Languages and literature of Nagaland

Languages and literature of Nagaland



Nagamese is the most popular among the spoken languages in Nagaland. Widely spoken by the tribal people of the state, the Nagamese language of Nagaland is a mixture of different Naga and the Assamese languages. It has also been enriched with some contributions from Bengali and Hindi languages. It is the Lingua-Franca of the Naga population.

Nagaland’s Nagamese has gained its popularity due to simplicity of the language. Since the language does not have any written scripts, it does not follow any grammatical complications. Nagamese has no use of gender classifications, which makes it more easy. Nagamese is popular as the language of communication. Although there are many languages in the Nagaland, the Nagamese act as the interlink between these languages and helps in better communication.


One of the important languages in Nagaland, Ao is spoken by a large number of people in the state. The Ao or Ao-Naga language falls in the Tibetan – Burmese group of languages. Some regional dialects like the Mongsen, Chungli, Chanki etc. are prominent among the Ao-Naga language family. Among all the dialects, Chungli is the most widely spoken one and efforts are on to make it the standard Ao-Naga language. The inhabitants of the Mokokchung District mainly converse in this language. It is also quite popular in Southern part of the state of Assam. Ao-Naga has written script that maintains its own codes of grammar. Three types of tones constitute the Ao language of Nagaland – the falling tone, the rising tone and the level tone. Wide use of the Copula is a notable characteristic of the language.
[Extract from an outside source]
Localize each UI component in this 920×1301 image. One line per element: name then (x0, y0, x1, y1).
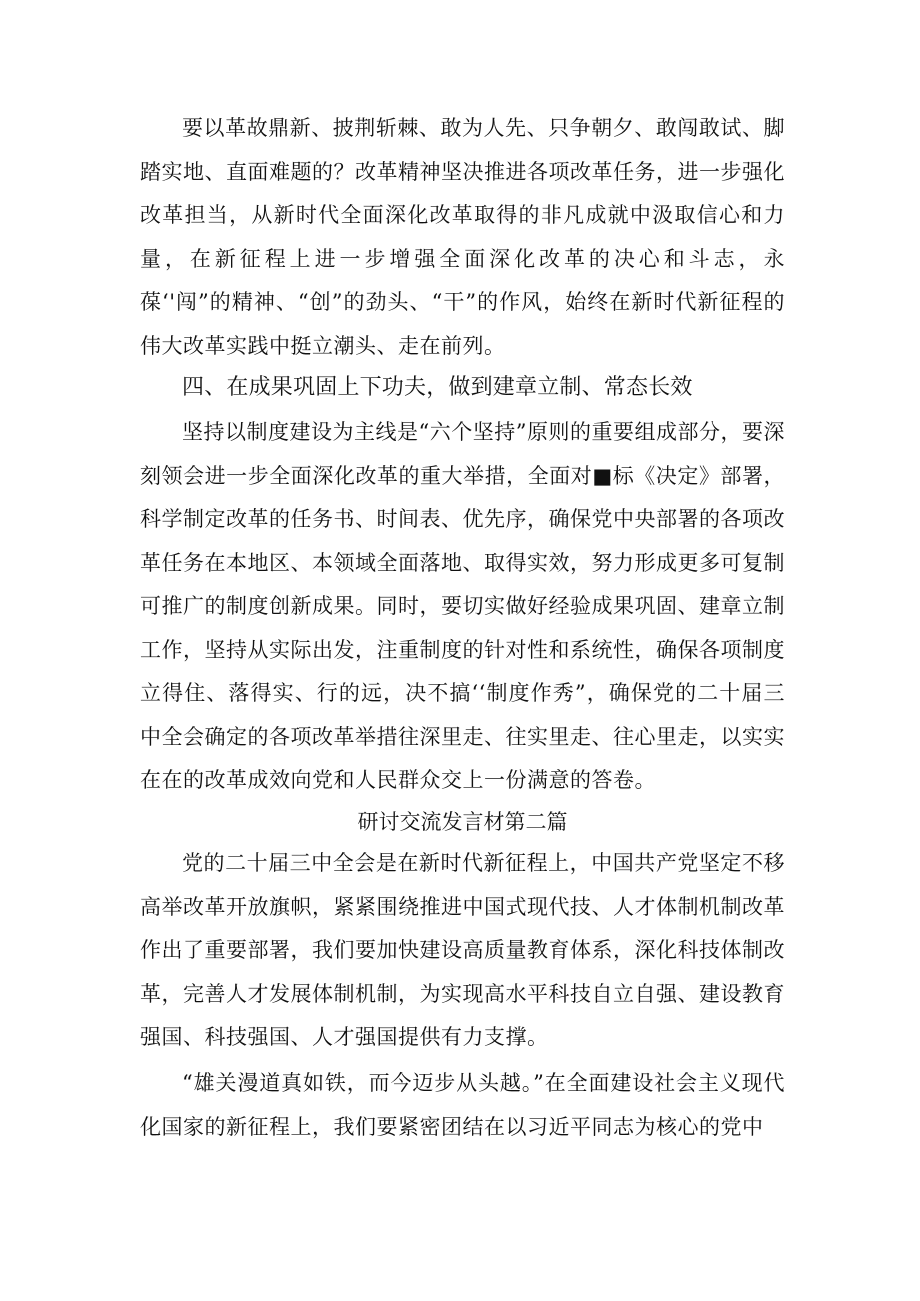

Tenyidie is one of the common languages in Nagaland. The Tenyidie language of Nagaland is also known as the Angami. Mostly spoken by the natives of the Angami tribes, Tenyidie have a number of dialects like:

  • Dzuna
  • Kohima
  • Kehena
  • Chakroma

Litreture of Nagaland

British period

This period covers until the departure of the British from India. During this time not much is known about written literature although there was a rich Naga oral history. What is known are some of the publications by people like E W Clark and other Christian Missionaries. Some anthropological writings by Johnstone, Mackenzie etc. are mentioned. Second, there were, naturally, official documents of communication between British officers and their Government in the UK. Some of these would become important documents for the Naga people. Third, surprisingly, there was a budding sense of literary consciousness when three early educated Nagas from Kohima Village (Zhapuzhülie, Khiezhie and Lhoulienyü) translated John Bunyan’s English classic, “Pilgrim’s Progress” into Angami language during this period.

Post British period to early 1970s 

From during the British period there were a number of people — officials, missionaries, and some anthropologists — who were on the scene and whose writings we now read. Some came soon after departure of the British. However, their writings were largely published much later. Most of the “travelogues” by British officials and anthropologists were also published in the 1960s. An easy example is Verrier Elwin’s “Nagas in the Nineteenth Century” by Oxford University Press which came out in 1969. This was also a period of drought by Naga authors. Interestingly, a Naga author, Mr Tajenyuba Ao, made an appearance with his “A History of Anglo-Naga Affairs” in 1958. This was an exception as was the earlier translation of Pilgrim’s Progress mentioned above.

1970s to turn of century

With formation of Nagaland Statehood, livelihood security of the Government servants and spread of education, some writings started appearing, including by those who were serving employees of the government. What was more, newspapers also started appearing – beginning with tabloid weekly newspapers which could be said to be the first publishing houses in Nagaland. Four tabloid newspapers – namely, Citizen’s Voice, Nagaland Times, Ura mail and Platform news* – were published during this period. By the 1980s and 1990s more and more books started appearing as more people attained higher education.

New Millennium

By the turn of the century, the dawn of writing in Nagaland truly began. There is still more poetry than book writing and more non-fiction than imaginative writing. But, at least, one could say the direction now appears more secure than before. What is of great significance is that Naga business publishing houses have now come up to encourage Naga authors. There are also now many others from the mainland as well as from international publishers interested and willing to promote Naga authors although there is still much reluctance among some to publish what Nagas might think is their right to express their feelings, particularly in the area that falls under “politics”. But the road ahead is much brighter today.